Hospitalists are currently required to report on at least three quality measures through the program. But Medicare is proposing to require physicians to report on at least nine measures starting in 2014. CMS will issue a final regulation outlining changes to the PQRS in November.

The SHM has recommended instead that CMS limit the expansion to no more than six quality measures to keep from ramping up the program too fast.

In comments to the agency, SHM also noted that the PQRS quality measures, while improving, still do not accurately reflect the scope of care provided by hospitalists. For instance, about half of the measures that hospitalists can report on are related to stroke care, though stoke care is not a primary practice focus for many hospital medicine programs.

Many hospitalists have ignored the PQRS so far, Dr. Torcson said, because the added time and effort of reporting on quality measures outweighed the value of the 0.5% bonus, on average about $500 per physician. But he urged physicians to rethink participation in light of the rollout of the new value-based modifier program.

Value-based modifier coming soon

The physician value-based payment modifier was part of the 2008 Medicare Improvement for Patients and Providers Act and was expanded as part of the 2010 Affordable Care Act. The program seeks to pay physicians more for providing high-quality, low-cost care. But the budget-neutral program will pay less for low-quality, high-cost care. Physician groups could see payment cuts of between 1% and 2% in 2016, based on their performance. Physicians who don’t report on quality measures through the PQRS will get an automatic 1% pay cut under the value-based modifier program.

The value-based modifier already is affecting physicians who work in groups of 100 or more eligible providers. While payments won’t be affected until 2015, CMS will base its adjustments on the data reported to the PQRS in 2013. The program will expand to cover physician groups of 10 or more in 2016, though the measurement on cost and quality will occur in 2014. Payments for all physicians will be subject to the modifier by 2017, based on performance during 2015.

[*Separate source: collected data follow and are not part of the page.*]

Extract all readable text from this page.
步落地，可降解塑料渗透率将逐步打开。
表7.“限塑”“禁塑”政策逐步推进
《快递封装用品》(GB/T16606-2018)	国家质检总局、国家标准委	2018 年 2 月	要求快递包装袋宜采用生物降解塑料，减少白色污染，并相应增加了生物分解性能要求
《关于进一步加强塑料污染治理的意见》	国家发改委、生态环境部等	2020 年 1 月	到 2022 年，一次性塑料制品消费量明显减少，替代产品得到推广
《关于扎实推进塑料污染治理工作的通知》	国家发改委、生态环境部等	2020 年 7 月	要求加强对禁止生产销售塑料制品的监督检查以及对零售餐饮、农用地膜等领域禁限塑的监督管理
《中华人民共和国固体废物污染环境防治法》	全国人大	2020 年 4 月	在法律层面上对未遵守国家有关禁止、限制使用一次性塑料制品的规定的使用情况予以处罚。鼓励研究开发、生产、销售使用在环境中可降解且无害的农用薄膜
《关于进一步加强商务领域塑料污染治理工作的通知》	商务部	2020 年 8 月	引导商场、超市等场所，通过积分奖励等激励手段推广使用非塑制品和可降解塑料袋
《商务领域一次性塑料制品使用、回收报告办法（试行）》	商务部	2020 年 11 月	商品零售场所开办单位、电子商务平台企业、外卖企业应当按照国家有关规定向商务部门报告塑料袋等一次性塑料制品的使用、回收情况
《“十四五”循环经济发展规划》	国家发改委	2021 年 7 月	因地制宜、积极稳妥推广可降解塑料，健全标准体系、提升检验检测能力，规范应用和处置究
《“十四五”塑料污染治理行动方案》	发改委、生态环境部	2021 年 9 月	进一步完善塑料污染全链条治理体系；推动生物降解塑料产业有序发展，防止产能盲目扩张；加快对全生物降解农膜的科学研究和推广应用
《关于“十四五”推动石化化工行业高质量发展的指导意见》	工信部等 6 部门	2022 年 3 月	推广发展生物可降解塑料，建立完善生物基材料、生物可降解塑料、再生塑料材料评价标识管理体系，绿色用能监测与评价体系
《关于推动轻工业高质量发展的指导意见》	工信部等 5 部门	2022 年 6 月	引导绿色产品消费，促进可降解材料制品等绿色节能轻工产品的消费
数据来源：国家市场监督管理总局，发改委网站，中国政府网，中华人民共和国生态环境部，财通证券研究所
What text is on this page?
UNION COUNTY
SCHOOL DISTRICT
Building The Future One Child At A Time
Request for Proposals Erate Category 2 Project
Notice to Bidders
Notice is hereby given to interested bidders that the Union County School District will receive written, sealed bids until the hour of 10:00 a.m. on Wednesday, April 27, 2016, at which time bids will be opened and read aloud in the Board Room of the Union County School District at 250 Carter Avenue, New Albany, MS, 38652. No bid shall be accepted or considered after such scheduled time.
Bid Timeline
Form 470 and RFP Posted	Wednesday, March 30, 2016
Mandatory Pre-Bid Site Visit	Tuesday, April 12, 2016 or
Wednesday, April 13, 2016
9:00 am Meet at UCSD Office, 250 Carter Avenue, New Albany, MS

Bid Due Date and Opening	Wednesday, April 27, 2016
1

"Physician-level pay for reporting is well underway and now actual pay for performance is here," Dr. Torcson said. "Engagement, familiarity, and participation in the PQRS is really going to be the key for physicians. It’s not too late."

CMS is providing some tools to help physicians understand their performance on cost and quality. The agency is producing annual Quality and Resource Use Reports (QRURs) that will show the individual physician’s past performance on the measures chosen by CMS. The reports are scheduled to go out to groups of 25 or more eligible professionals this fall. All physicians should start receiving the reports sometime in 2014.